To make this visit we were obliged to travel by night to get back to the Rhine. We left Stuttgart at midnight. Night riding on European railways, where there are no sleeping-cars, is not very agreeable. However, in the first class carriages one can make a sort of half couch by pulling out the cushioned seats, and thus bestowed we managed to pass the night, which was not very long, as daybreak comes early in this latitude, and at this season of the year.

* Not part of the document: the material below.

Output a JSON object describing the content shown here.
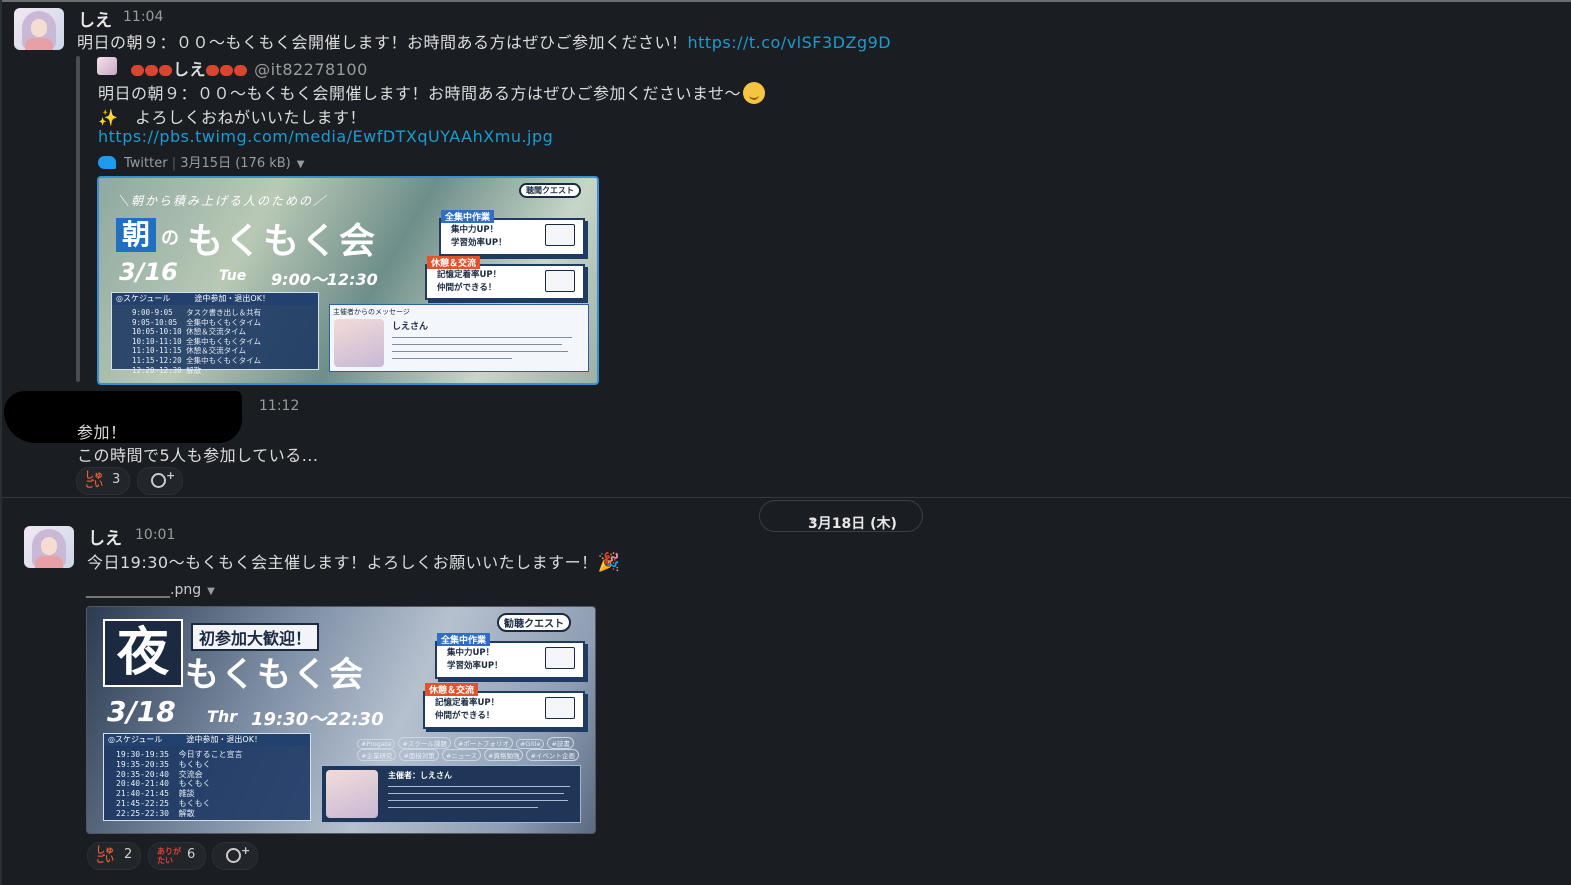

But fatigues vanish when at Mayence we go on board the steamer, and are at last afloat on the Rhine—"the exulting and abounding river." We forget the discomforts of the way as we drop down this enchanted stream, past all the ruined castles, "famed in story," which hang on the crests of the hills. Every picturesque ruin has its legend, which clings to it like vines to the mouldering wall. All day long we are floating in the past, and in a romantic past. Tourists sit on deck, with their guide-books in hand, marking every old wall covered with ivy, and every crumbling tower, connected with some tradition of the Middle Ages. Even prosaic individuals go about repeating poetry. The best of guide-books is Childe Harold. Byron has seized the spirit of the scene in a few picturesque and animated stanzas, which bring the whole panorama before us. How musical are the lines beginning,

The castled crag of Drachenfels,

Frowns o'er the wide and winding Rhine,

Whose breast of waters broadly swells

Between the banks which bear the vine,

And hills all rich with blossomed trees,

And fields which promise corn and wine,

And scattered cities crowning these,

Whose far white walls along them shine.